Die Bewegung startet mit Beginn der Szene.

Wie kann man diese Bewegung erst auf einen Tastendruck oder ähnliches starten lassen?
Mit einem Behavior?
Müsste dies zusammen mit dem Kollisonsverhalten in einem Behavior geschehen?


----------



## Illuvatar (4. Mai 2006)

Mach einen Behavior, der auf den Tastendruck reagiert, und in dem aktivierst du dann den anderen Behavior.
Das Kollisionsverhalten wäre dann noch ein weiterer Behavior.


----------



## Franziska (4. Mai 2006)

Wie wird dann die Bewegung im Behavior realisiert? 
Auch mit dem PositionInterpolator?  Wird der dann als Child an das Objekt im Behavior gehängt?


----------



## Illuvatar (4. Mai 2006)

Den PostionInterpolator hast du doch schon realisiert, oder?
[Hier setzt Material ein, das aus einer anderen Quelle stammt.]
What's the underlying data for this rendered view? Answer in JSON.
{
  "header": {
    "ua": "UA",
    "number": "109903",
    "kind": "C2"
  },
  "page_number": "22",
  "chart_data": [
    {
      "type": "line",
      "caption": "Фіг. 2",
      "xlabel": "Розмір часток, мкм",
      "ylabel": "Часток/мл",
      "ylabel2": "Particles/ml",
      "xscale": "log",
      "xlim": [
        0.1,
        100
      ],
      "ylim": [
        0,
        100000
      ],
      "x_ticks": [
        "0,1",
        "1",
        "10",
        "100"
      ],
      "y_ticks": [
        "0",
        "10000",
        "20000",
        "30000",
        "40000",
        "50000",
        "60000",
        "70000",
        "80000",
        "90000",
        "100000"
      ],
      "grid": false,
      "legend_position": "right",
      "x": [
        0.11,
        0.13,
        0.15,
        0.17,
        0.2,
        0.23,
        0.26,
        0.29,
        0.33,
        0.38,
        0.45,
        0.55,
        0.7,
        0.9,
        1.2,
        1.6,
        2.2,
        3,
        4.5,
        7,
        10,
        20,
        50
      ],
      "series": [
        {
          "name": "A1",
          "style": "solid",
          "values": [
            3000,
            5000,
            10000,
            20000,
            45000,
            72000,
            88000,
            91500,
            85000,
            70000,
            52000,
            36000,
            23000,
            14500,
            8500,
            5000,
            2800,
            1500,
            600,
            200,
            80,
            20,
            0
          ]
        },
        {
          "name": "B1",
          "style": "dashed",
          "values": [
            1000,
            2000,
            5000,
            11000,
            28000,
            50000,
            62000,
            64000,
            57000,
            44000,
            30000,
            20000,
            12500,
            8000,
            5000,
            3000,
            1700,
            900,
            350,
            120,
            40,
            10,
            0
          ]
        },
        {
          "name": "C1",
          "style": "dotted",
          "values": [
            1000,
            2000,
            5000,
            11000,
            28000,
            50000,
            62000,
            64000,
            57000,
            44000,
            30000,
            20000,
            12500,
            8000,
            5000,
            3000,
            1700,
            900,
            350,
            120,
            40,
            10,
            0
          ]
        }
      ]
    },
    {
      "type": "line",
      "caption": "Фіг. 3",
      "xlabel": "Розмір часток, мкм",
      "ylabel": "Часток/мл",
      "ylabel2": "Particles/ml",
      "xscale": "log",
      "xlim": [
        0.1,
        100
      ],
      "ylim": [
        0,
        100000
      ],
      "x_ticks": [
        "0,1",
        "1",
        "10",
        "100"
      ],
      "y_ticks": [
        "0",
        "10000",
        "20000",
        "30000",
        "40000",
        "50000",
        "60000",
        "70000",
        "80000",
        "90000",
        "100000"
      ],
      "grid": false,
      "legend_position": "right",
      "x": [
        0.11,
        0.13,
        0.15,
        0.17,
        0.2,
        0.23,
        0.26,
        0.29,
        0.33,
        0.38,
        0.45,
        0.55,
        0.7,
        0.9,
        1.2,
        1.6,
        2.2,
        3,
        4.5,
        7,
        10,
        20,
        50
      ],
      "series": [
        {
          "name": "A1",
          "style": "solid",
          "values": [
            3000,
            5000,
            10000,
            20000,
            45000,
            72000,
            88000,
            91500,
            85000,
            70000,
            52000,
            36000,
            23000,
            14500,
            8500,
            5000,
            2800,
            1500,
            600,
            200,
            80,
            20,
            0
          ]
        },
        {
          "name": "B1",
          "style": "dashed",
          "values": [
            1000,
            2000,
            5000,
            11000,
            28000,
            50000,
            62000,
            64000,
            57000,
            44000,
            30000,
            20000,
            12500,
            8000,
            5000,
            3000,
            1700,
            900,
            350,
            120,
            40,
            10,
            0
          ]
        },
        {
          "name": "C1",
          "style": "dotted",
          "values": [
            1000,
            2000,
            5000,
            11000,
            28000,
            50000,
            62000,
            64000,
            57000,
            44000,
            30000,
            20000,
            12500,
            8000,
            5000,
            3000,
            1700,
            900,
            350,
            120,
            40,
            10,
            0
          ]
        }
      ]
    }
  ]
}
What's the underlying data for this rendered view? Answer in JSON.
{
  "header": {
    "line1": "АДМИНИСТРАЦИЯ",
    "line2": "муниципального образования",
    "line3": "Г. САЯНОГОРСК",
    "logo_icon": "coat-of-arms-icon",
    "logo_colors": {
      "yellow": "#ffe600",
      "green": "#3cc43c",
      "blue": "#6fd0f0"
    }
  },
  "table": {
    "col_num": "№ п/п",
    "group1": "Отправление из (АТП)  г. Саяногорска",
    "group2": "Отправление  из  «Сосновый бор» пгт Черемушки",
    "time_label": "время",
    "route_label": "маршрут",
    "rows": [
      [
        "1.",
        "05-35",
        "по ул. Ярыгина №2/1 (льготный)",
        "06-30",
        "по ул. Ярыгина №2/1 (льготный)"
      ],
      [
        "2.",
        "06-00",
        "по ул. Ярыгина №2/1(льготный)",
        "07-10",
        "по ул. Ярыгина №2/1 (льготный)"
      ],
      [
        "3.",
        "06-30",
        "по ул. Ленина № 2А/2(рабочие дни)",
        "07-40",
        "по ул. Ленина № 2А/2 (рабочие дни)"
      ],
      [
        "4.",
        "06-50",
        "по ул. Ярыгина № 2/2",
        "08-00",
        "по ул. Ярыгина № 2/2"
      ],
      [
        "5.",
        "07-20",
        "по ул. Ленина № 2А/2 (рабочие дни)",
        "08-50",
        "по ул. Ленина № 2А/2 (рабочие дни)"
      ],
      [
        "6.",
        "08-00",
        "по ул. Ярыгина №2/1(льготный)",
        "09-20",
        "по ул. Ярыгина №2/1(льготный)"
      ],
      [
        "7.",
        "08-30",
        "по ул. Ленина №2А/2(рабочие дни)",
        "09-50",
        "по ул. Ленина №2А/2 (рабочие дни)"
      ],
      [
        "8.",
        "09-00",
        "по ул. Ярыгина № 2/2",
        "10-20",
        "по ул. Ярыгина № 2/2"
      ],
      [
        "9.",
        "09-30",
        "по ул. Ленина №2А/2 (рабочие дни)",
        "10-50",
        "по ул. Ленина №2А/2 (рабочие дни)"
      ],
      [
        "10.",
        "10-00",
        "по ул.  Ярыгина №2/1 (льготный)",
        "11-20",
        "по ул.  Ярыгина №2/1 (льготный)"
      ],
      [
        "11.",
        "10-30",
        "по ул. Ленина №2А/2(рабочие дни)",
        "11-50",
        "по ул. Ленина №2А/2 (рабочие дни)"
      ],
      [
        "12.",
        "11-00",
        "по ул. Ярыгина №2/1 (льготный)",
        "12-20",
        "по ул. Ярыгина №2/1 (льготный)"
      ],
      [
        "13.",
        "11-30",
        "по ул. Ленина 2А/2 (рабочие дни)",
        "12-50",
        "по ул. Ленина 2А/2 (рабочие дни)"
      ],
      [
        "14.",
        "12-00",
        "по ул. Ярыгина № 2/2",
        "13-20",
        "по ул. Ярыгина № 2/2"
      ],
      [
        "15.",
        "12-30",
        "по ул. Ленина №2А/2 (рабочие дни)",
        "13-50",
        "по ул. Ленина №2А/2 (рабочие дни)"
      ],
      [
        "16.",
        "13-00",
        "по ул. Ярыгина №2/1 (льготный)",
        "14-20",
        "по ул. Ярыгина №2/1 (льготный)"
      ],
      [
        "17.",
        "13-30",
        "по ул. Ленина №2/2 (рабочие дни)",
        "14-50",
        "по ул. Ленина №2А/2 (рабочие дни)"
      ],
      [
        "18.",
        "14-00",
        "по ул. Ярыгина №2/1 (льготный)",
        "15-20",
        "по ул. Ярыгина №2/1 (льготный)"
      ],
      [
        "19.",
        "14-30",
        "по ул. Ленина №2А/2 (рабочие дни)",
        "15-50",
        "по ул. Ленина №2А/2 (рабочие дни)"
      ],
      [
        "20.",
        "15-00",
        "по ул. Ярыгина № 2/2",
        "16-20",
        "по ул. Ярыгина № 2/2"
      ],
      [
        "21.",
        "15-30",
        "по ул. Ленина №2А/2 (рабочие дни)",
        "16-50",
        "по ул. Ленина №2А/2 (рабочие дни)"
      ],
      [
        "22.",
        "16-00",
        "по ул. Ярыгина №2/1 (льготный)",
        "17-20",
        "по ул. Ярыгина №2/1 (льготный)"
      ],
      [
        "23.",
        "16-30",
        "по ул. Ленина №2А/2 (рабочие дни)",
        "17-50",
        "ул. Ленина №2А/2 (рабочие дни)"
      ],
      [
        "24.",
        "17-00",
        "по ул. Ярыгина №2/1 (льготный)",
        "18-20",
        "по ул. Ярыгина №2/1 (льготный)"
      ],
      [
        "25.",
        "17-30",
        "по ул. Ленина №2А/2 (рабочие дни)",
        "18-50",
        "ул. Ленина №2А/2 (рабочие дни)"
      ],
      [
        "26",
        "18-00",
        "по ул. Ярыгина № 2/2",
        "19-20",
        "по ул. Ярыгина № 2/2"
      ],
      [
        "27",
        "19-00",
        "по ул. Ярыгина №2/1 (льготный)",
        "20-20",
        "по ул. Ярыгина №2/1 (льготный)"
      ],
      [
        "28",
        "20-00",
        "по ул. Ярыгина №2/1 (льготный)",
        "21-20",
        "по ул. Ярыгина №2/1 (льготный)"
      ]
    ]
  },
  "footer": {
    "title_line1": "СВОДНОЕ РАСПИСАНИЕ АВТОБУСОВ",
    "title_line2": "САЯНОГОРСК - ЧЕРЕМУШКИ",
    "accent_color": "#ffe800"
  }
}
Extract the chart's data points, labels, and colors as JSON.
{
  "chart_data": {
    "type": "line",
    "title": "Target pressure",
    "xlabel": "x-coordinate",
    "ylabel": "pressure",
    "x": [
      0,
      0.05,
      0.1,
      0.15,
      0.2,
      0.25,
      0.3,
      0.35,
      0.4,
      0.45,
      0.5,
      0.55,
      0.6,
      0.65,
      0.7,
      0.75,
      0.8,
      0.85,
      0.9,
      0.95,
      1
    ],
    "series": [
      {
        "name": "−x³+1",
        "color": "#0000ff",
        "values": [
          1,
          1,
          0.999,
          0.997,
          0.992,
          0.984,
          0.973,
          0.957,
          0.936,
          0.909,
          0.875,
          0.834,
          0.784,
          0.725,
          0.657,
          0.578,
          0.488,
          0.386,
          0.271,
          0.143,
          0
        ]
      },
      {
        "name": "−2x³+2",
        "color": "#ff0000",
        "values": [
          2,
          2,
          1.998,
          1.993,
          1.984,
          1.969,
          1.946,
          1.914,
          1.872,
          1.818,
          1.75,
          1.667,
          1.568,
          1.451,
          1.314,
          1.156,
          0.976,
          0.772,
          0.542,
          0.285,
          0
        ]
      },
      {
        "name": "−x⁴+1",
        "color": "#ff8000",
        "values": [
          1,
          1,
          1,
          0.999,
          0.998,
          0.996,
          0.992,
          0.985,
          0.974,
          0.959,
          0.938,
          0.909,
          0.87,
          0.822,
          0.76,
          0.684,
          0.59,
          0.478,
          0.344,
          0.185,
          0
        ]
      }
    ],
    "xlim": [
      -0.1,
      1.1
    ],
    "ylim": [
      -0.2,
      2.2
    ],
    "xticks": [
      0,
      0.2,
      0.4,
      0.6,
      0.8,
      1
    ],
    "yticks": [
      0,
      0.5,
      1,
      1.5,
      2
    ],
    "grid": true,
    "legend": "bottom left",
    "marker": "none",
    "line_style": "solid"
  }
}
Den machst du eben anfangs auf setEnable(false). Und im processStimulus von deinem eigenen Behavior setzt du das flag auf true.


----------



## Franziska (4. Mai 2006)

setEnable<- geht leider nicht. 
Die Bewegung startet zum gleichen Zeitpunkt wie vorher, man sieht sie nur nicht. Drücke ich eine Taste sehe ich mein Objekt die Bewegung zu Ende ausführen. Wenn ich mit dem Tastendruck lange warte hat das Objekt die Endposition erreicht. 
Die Bewegung soll aber erst ab tastendruck starten.


----------



## Illuvatar (4. Mai 2006)

Stimmt natürlich, da das Alpha weiterläuft. Vielleicht ist es also das sinnvollste, einfach das Alpha anzuhalten.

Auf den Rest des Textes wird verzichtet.